These programmes are intended to offset further economic meltdown by stimulating aggregate demand. However, doubts exist about the trade-damaging nature of some of these programmes, especially where little is known publicly about their scope or how they are to be implemented. Furthermore, governments face strong pressure to introduce a domestic-bias into the design and implementation of these programmes.
Some of the infrastructure stimulus programmes announced to date include conditions on how funding is to be spent that aim to reduce the “leakage” into imports and concentrate the stimulus effects on domestic firms and job creation. Since the programmes are funded by domestic taxpayers, it is argued that these taxes cannot be “leaked out” as spending on imported goods and services. The leakage terminology is synonymous with import substitution ideologies, which are contrary with modern economy characterized by integrated global supply chains.
South Africa (SA) has been implementing a huge infrastructure investment programme since 2005 and the country has recently announced an investment programme amounting to approximately R787 billion over the next three years. The programme has been earmarked for the country’s transport network, power generation, bulk water schemes, school buildings, clinics and other municipal infrastructure projects. These projects will obviously generate strong demand for commodities such as cement, steel, capital equipment and other components – products that local suppliers do not have economies of scale in and where monopolistic pricing thrives. Though the programme currently does not attach conditions for local procurement, there have been growing calls from various quarters to introduce such conditions.

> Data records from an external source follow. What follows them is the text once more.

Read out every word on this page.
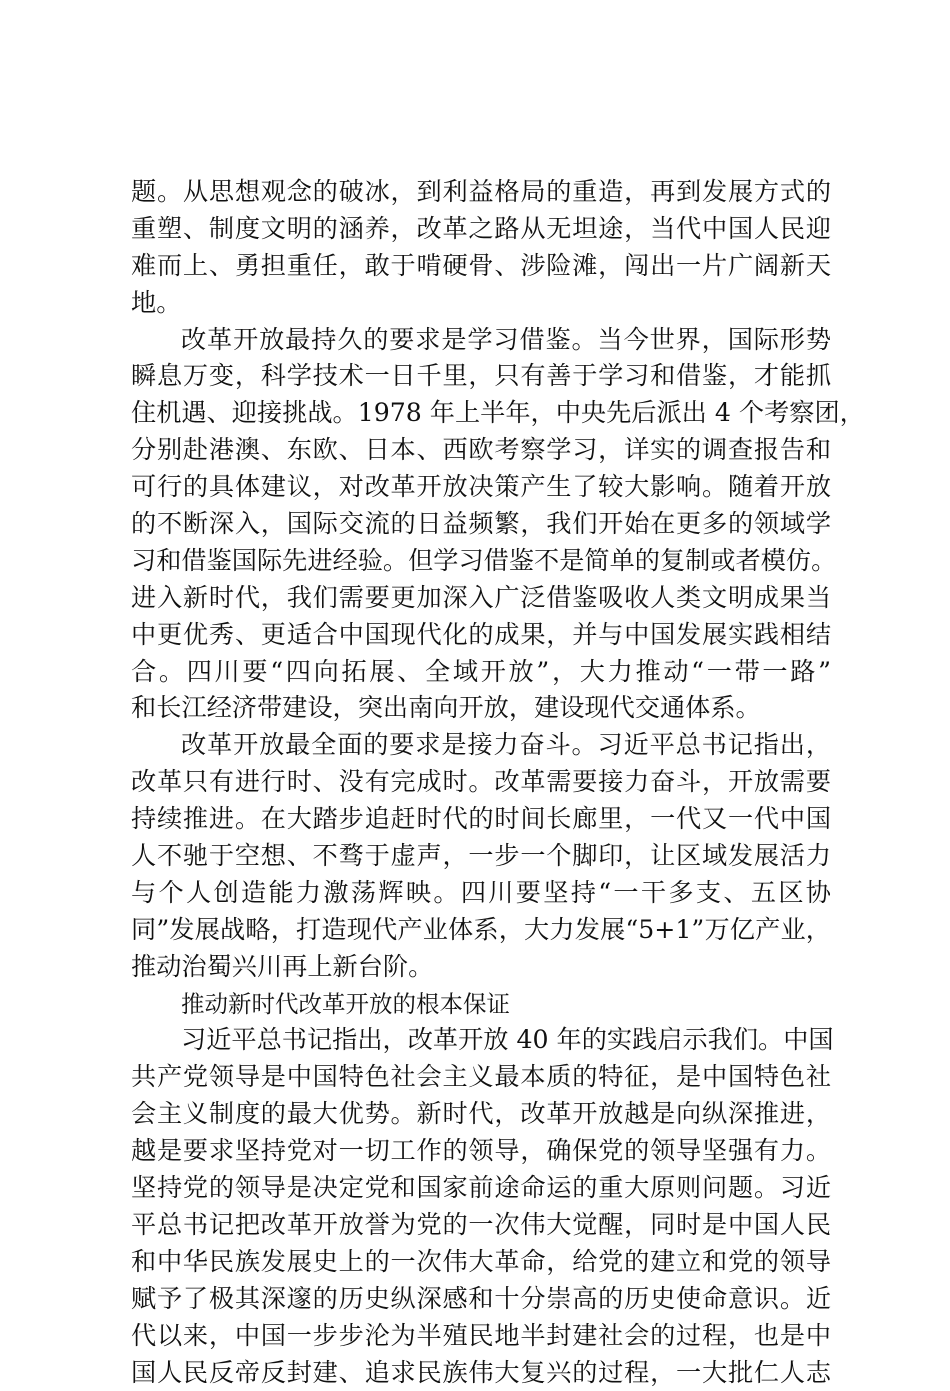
题。从思想观念的破冰，到利益格局的重造，再到发展方式的
重塑、制度文明的涵养，改革之路从无坦途，当代中国人民迎
难而上、勇担重任，敢于啃硬骨、涉险滩，闯出一片广阔新天
地。
改革开放最持久的要求是学习借鉴。当今世界，国际形势
瞬息万变，科学技术一日千里，只有善于学习和借鉴，才能抓
住机遇、迎接挑战。1978 年上半年，中央先后派出 4 个考察团，
分别赴港澳、东欧、日本、西欧考察学习，详实的调查报告和
可行的具体建议，对改革开放决策产生了较大影响。随着开放
的不断深入，国际交流的日益频繁，我们开始在更多的领域学
习和借鉴国际先进经验。但学习借鉴不是简单的复制或者模仿。
进入新时代，我们需要更加深入广泛借鉴吸收人类文明成果当
中更优秀、更适合中国现代化的成果，并与中国发展实践相结
合。四川要“四向拓展、全域开放”，大力推动“一带一路”
和长江经济带建设，突出南向开放，建设现代交通体系。
改革开放最全面的要求是接力奋斗。习近平总书记指出，
改革只有进行时、没有完成时。改革需要接力奋斗，开放需要
持续推进。在大踏步追赶时代的时间长廊里，一代又一代中国
人不驰于空想、不骛于虚声，一步一个脚印，让区域发展活力
与个人创造能力激荡辉映。四川要坚持“一干多支、五区协
同”发展战略，打造现代产业体系，大力发展“5+1”万亿产业，
推动治蜀兴川再上新台阶。
推动新时代改革开放的根本保证
习近平总书记指出，改革开放 40 年的实践启示我们。中国
共产党领导是中国特色社会主义最本质的特征，是中国特色社
会主义制度的最大优势。新时代，改革开放越是向纵深推进，
越是要求坚持党对一切工作的领导，确保党的领导坚强有力。
坚持党的领导是决定党和国家前途命运的重大原则问题。习近
平总书记把改革开放誉为党的一次伟大觉醒，同时是中国人民
和中华民族发展史上的一次伟大革命，给党的建立和党的领导
赋予了极其深邃的历史纵深感和十分崇高的历史使命意识。近
代以来，中国一步步沦为半殖民地半封建社会的过程，也是中
国人民反帝反封建、追求民族伟大复兴的过程，一大批仁人志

The Department of Trade and Industry’s (DTI) 2007 National Industrial Policy Framework (NIPF) Action Plan called for the coordination of government parastatals’ infrastructure investment plans with domestic suppliers’ capabilities in order “to reduce the import leakage from 40% to 30%” by 2012. The Action Plan also suggested a process to identify capital equipment and other components that could be produced locally. The recently minted “Framework Document for South Africa’s Response to the International Economic Crisis” further proposes expanding the scope of “buy local” conditions into “procurement of pharmaceuticals and medical supplies, clothing and textile products, food and perishables, stationary, computers, office equipment and consumables, automobiles and transport services, consulting services and printing”. Initial proposals by the distressed sectors task team include, inter alia, tightening the preferential procurement legislation, for example, by using 9 of 10 preferential points for local procurement, and provision of grants to the Proudly South African campaign to drum up support to buy locally.
It is argued that as long as SA continues to import, this will render the existing trade balance deficit unsustainable and consequently put the infrastructure investment programme at risk. This argument is based on a mercantilist viewpoint whereby trade deficits are seen as dreadful and reflecting the country’s export ineptness. However, this needs to be considered in relation to the corresponding capital account of the balance of payments. Some view the current surplus on the capital account as a reflection of the country’s ability to attract capital rather than a trade deficit problem, with the exchange rate as an adjustment mechanism. Furthermore, this argument does not recognize the lack of local suppliers’ capacity, the consumer’s right of choice, programme implementation time constraints and local suppliers’ adjustment requirements (including, inter alia, quality, skills, value chain and technological upgrading).
Though it is widely agreed that the state’s capacity to deliver on these objectives is limited, I am not optimistic this could be quickly fixed owing to the country’s pervasive skills shortages and the lack of technological know-how. The snails-pace with which the NIPF “buy local” objective has been pursued attest to this.
I also agree that SA is acting within its rights multilaterally as purchases made by governments and/or its parastatals are somewhat excluded from the rules of the World Trade Organisation (WTO). The WTO does however have a plurilateral agreement on government procurement (GPA) which SA is not signatory to. Hence the WTO legality of the “buy local” conditions is not applicable to the country.
Nonetheless, the “buy local” conditions advocated in SA’s infrastructure investment programme act in the same way as traditional import restrictions by further encouraging monopolistic pricing and limiting consumers’ choice to procure local goods and services of varying quality through the stimulus programme. This renders the domestic economy uncompetitive and reduces the net impact of the programme on domestic demand.
Instead of focusing its efforts on misguided “buy local” attempts, government should rather promote industrial diversification and exports. SA is too small to sustain import substitution.